Tab: make 1. Chain 6, leaving a tail of about 10” (for sewing tab to scarf). Hdc in second chain from hook and in each chain across - 5 st. Remembering to chain 2 at end of each row for turning chain, work these 5 sts for 7 rows. End off, leaving another long tail.
Sew each end of the tab to the narrowest (9 st) section of one end of the scarf; centering it evenly between the stitches. I used a backstitch, and went over each end twice. Fasten off on wrong side and run in excess ends.Notes: the original vintage knit scarf used angora yarn -- not sure I would want tickle-y, fly-away fibers so close to mouth/nose, so I went with merino (plus, I had it on hand). The key to yarn substitution is soft and cozy. Certainly other weights of yarn could be used for this simple shape, but you will need to re-figure the proportions, i.e. stitch and row count. Finishing with a picot edging instead of reverse sc would be nice too, I think.
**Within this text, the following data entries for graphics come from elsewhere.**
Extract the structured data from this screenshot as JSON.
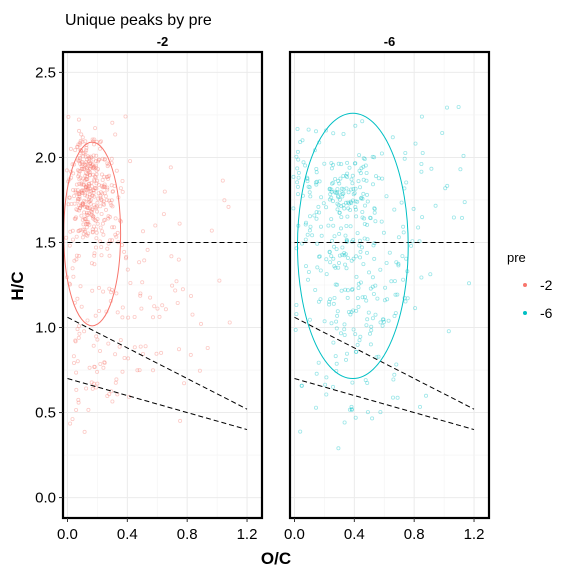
{
  "chart_data": {
    "type": "scatter",
    "title": "Unique peaks by pre",
    "xlabel": "O/C",
    "ylabel": "H/C",
    "xlim": [
      -0.03,
      1.3
    ],
    "ylim": [
      -0.12,
      2.62
    ],
    "x_ticks": [
      "0.0",
      "0.4",
      "0.8",
      "1.2"
    ],
    "y_ticks": [
      "0.0",
      "0.5",
      "1.0",
      "1.5",
      "2.0",
      "2.5"
    ],
    "grid": true,
    "legend": {
      "title": "pre",
      "position": "right",
      "entries": [
        "-2",
        "-6"
      ]
    },
    "reference_lines": [
      {
        "style": "dashed",
        "points": [
          [
            0.0,
            1.5
          ],
          [
            1.2,
            1.5
          ]
        ]
      },
      {
        "style": "dashed",
        "points": [
          [
            0.0,
            1.06
          ],
          [
            1.2,
            0.52
          ]
        ]
      },
      {
        "style": "dashed",
        "points": [
          [
            0.0,
            0.7
          ],
          [
            1.2,
            0.4
          ]
        ]
      }
    ],
    "panels": [
      {
        "label": "-2",
        "color": "#F8766D",
        "ellipse": {
          "cx": 0.165,
          "cy": 1.55,
          "rx": 0.19,
          "ry": 0.54
        },
        "clusters": [
          {
            "cx": 0.17,
            "cy": 1.78,
            "sx": 0.07,
            "sy": 0.16,
            "n": 260
          },
          {
            "cx": 0.12,
            "cy": 1.95,
            "sx": 0.05,
            "sy": 0.08,
            "n": 60
          },
          {
            "cx": 0.25,
            "cy": 1.4,
            "sx": 0.16,
            "sy": 0.35,
            "n": 50
          },
          {
            "cx": 0.55,
            "cy": 1.25,
            "sx": 0.35,
            "sy": 0.45,
            "n": 60
          },
          {
            "cx": 0.12,
            "cy": 0.75,
            "sx": 0.1,
            "sy": 0.25,
            "n": 45
          },
          {
            "cx": 0.45,
            "cy": 0.85,
            "sx": 0.25,
            "sy": 0.2,
            "n": 25
          },
          {
            "cx": 0.05,
            "cy": 1.7,
            "sx": 0.03,
            "sy": 0.35,
            "n": 30
          }
        ]
      },
      {
        "label": "-6",
        "color": "#00BFC4",
        "ellipse": {
          "cx": 0.39,
          "cy": 1.48,
          "rx": 0.37,
          "ry": 0.78
        },
        "clusters": [
          {
            "cx": 0.38,
            "cy": 1.8,
            "sx": 0.1,
            "sy": 0.12,
            "n": 90
          },
          {
            "cx": 0.3,
            "cy": 1.55,
            "sx": 0.2,
            "sy": 0.35,
            "n": 150
          },
          {
            "cx": 0.45,
            "cy": 1.15,
            "sx": 0.2,
            "sy": 0.3,
            "n": 90
          },
          {
            "cx": 0.75,
            "cy": 1.6,
            "sx": 0.25,
            "sy": 0.35,
            "n": 40
          },
          {
            "cx": 0.05,
            "cy": 1.9,
            "sx": 0.05,
            "sy": 0.2,
            "n": 25
          },
          {
            "cx": 0.4,
            "cy": 0.55,
            "sx": 0.2,
            "sy": 0.2,
            "n": 20
          },
          {
            "cx": 1.05,
            "cy": 1.9,
            "sx": 0.15,
            "sy": 0.3,
            "n": 12
          }
        ]
      }
    ]
  }
}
And for lace fans, what if one end was worked in a pineapple shape instead of plain? Food for thought. To adjust the total length -- work less rows in the 17 stitch center back section. Scarf is pictured worn somewhat loosely on an average size neck. Directions are as accurate and clear as I could manage. Please let me know if you try it -- I always like feedback, both pro and con. And, even though this simple scarf has existed in shape and concept for quite a while -- these particular words and photos are mine. Please respect the effort, and ask before using them in any way other than making a scarf for personal use.